United States v. Cape Fear Capital Corp.

286 F. Supp. 135, 1968 U.S. Dist. LEXIS 9094
CourtDistrict Court, M.D. Pennsylvania
DecidedJune 20, 1968
DocketCiv. No. 9725
StatusPublished
Cited by1 cases

This text of 286 F. Supp. 135 (United States v. Cape Fear Capital Corp.) is published on Counsel Stack Legal Research, covering District Court, M.D. Pennsylvania primary law. Counsel Stack provides free access to over 12 million legal documents including statutes, case law, regulations, and constitutions.

Bluebook
United States v. Cape Fear Capital Corp., 286 F. Supp. 135, 1968 U.S. Dist. LEXIS 9094 (M.D. Pa. 1968).

Opinion

[136]*136MEMORANDUM

NEALON, District Judge.

In this action, plaintiff, United States of America, seeks a determination and adjudication by this Court that defendant, Cape Fear Capital Corporation, has violated Sections 308(c) and 308(d) of the Small Business Investment Act of 1958, as amended, 15 U.S.C. § 687(c) and 687(d). In addition, plaintiff seeks money damages and costs.
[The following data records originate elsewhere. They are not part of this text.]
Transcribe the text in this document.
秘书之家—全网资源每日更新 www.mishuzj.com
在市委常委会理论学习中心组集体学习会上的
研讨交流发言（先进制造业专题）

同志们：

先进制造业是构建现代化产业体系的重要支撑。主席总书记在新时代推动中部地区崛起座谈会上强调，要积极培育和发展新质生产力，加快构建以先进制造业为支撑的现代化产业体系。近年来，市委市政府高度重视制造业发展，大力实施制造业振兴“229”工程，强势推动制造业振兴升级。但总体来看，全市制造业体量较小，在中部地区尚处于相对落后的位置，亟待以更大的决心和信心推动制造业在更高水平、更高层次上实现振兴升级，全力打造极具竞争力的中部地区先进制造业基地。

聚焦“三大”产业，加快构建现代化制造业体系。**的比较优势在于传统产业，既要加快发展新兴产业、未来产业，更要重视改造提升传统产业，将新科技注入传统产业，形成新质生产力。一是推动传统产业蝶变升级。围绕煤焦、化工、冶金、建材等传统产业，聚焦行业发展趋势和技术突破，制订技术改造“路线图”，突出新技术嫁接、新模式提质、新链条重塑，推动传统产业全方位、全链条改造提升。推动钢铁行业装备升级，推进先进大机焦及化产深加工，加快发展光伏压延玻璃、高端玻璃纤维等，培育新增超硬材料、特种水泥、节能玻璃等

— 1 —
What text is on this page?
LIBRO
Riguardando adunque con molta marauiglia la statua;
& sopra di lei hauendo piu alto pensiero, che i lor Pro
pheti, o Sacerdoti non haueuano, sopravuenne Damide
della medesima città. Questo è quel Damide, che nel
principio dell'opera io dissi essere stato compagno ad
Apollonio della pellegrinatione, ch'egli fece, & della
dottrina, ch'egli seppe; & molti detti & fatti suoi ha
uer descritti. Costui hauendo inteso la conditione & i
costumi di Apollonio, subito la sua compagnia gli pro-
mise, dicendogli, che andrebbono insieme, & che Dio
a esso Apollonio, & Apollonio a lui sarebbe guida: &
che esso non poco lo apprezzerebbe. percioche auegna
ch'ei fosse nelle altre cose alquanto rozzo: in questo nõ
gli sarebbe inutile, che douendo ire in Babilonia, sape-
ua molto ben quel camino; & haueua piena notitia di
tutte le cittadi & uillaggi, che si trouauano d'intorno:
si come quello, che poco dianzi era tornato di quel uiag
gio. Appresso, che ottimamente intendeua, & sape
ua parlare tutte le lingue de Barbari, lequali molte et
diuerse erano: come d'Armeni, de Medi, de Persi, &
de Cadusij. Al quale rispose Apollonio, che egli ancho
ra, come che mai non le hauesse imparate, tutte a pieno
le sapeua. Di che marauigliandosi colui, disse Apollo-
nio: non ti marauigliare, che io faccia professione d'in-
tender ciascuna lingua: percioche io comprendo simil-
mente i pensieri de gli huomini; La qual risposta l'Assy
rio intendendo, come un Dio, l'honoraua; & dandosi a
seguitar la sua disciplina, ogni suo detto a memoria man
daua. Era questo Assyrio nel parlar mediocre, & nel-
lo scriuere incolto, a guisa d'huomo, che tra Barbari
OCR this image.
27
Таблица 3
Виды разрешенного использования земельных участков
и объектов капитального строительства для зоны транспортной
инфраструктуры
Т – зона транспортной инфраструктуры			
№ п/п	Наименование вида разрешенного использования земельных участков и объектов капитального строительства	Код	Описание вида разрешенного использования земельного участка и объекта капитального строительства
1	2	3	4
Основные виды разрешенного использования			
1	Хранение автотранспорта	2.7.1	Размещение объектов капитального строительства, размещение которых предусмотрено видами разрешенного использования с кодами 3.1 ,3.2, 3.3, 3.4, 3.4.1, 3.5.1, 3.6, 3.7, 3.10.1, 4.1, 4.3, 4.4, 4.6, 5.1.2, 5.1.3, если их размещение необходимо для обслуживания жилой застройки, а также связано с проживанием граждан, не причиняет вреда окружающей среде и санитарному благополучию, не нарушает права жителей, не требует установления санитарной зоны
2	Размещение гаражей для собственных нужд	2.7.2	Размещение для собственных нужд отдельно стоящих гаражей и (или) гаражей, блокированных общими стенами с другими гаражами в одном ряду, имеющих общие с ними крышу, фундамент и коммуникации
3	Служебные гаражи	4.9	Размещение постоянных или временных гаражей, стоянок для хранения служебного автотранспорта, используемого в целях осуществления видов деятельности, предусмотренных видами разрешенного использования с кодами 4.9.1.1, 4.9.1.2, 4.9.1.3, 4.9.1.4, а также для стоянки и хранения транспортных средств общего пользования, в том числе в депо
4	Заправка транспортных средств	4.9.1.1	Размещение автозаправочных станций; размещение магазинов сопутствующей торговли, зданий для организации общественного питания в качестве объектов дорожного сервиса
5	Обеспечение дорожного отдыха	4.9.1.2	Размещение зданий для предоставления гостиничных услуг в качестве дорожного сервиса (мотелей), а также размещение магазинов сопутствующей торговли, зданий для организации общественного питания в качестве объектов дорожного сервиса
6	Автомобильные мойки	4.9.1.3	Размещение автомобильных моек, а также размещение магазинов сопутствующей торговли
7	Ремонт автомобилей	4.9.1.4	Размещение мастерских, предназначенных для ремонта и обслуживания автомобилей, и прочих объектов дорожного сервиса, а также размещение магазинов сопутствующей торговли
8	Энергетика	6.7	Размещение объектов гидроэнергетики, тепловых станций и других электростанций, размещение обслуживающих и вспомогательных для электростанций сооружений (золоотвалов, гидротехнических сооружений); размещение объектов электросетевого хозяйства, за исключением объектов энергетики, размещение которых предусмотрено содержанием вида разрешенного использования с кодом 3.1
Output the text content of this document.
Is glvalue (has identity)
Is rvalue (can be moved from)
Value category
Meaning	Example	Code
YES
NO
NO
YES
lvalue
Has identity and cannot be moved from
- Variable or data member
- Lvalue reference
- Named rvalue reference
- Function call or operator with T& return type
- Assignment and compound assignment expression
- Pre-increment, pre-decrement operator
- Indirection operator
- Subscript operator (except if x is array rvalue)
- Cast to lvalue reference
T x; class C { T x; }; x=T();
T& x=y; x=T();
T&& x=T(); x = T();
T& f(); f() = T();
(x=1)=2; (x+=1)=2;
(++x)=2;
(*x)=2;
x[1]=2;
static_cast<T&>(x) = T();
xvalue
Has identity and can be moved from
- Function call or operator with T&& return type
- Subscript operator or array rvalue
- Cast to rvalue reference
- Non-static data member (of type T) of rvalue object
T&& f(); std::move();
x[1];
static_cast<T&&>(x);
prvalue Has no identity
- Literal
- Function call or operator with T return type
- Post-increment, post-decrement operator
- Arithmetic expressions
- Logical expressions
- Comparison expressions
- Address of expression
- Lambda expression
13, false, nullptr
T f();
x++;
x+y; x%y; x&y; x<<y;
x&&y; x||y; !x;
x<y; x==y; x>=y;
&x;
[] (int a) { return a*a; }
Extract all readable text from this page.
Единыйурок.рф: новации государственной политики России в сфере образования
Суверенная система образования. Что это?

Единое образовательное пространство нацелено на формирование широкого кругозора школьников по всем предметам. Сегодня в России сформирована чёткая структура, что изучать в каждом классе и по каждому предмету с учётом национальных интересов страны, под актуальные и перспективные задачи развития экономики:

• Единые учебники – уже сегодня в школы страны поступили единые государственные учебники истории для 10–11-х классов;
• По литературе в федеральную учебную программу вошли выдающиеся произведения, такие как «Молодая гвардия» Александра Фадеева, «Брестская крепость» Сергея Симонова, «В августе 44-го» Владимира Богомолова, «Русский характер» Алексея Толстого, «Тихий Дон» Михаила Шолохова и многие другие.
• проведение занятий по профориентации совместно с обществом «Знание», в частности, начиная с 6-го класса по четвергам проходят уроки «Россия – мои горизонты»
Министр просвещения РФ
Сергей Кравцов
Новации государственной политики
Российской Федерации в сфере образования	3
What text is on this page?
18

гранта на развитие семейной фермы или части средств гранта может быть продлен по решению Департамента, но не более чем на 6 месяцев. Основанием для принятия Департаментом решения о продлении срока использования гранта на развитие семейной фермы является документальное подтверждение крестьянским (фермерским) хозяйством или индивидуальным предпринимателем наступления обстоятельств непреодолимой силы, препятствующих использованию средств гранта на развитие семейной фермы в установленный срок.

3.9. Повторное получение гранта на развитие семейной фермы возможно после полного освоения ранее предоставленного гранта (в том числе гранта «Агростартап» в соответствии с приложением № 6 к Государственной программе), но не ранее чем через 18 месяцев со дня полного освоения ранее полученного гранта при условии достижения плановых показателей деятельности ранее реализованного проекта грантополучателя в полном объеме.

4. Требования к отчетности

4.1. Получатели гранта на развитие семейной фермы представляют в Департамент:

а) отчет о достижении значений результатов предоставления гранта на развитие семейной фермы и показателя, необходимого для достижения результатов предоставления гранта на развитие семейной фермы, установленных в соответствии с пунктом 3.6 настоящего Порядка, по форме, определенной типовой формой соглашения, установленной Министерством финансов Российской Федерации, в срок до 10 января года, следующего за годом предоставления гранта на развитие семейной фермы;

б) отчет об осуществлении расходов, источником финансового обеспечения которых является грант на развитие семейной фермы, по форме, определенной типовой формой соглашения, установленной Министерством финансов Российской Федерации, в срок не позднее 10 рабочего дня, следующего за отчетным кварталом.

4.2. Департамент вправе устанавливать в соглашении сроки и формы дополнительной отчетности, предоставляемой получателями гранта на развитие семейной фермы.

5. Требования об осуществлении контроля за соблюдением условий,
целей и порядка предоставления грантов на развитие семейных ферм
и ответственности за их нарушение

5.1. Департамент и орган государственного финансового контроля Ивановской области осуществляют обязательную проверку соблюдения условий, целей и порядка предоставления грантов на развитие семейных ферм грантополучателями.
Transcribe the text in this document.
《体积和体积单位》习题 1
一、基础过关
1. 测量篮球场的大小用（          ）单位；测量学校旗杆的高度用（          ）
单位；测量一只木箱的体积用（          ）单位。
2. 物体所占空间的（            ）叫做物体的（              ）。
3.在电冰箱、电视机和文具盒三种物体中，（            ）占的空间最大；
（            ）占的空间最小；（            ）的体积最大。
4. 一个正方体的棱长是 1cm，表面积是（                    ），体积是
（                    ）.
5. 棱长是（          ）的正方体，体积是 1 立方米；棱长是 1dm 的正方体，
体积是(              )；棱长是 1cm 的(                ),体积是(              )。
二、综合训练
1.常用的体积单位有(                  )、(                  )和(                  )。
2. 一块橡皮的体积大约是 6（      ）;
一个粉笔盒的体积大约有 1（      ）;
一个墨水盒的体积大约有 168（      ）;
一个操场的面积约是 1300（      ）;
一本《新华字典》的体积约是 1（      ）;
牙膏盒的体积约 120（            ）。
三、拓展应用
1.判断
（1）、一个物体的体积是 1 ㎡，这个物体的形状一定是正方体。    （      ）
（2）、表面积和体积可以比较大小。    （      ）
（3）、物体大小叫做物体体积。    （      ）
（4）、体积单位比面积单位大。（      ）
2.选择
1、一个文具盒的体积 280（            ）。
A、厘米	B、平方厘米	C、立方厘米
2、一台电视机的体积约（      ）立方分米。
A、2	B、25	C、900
This proceeding arises from the plaintiff’s administration, through its agency, the Small Business Administration, of a program authorized by the Small Business Investment Act of 1958, as amended (15 U.S.C. § 661 et seq.). Congress enacted the Small Business Investment Act of 1958 to provide an additional source of equity capital and long-term loans for small business concerns, to provide those concerns with funds needed for sound financing of their business operations and for growth, expansion and modernization. In order to achieve that purpose, Congress authorized the Small Business Administration to license small business investment companies, to regulate them, and to finance them. The Act permits small business investment companies to make equity investments in and long-term loans to small business concerns, subject to regulations promulgated by the Small Business Administration. It was in furtherance of this program that the Small Business Administration licensed and loaned money to defendant, Cape Fear Capital Corporation.

Specifically, on July 10, 1961, the Small Business Administration purchased a subordinated debenture from defendant corporation in the principal amount of $150,000.00, the principal of which was to be repaid in ten annual installments beginning July 10, 1972, with interest on outstanding and unpaid principal to be paid semiannually.

Section 308(c) of the Act, 15 U.S.C. § 687 (c)1 authorizes the Small Business Administration to prescribe regulations governing the operation of small business investment companies. The regulations adopted by the Small Business Administration, 13 C.F.R. § 107.802, provide:

“(c) Reports to SBA. Each Licensee shall submit to SBA at the end of the first six months period of each fiscal year, a report containing financial statements covering such six months period; at the end of each fiscal year a report containing financial statements for the fiscal year; and, when requested by SBA, interim financial reports. The fiscal year to which such reports shall relate shall be for SBA purposes the period beginning April 1 and ending March 31.
“(1) The report as of the end of each fiscal year shall contain, or be accompanied by, an independent accountant’s opinion on the financial statements for the fiscal year included therein, unless a different twelve-month period to be covered by the annual audit is expressly given prior approval in writing by SBA. * * *
* * * * * *
“(d) (1) * * * Such annual report shall be submitted in triplicate to the Investment Division, Small Business Administration, 811 Vermont Avenue N.W., Washington, D. C. 20416, on or before the last day of the third month following the close of the fiscal year for SBA purposes to which such annual report relates * * * ”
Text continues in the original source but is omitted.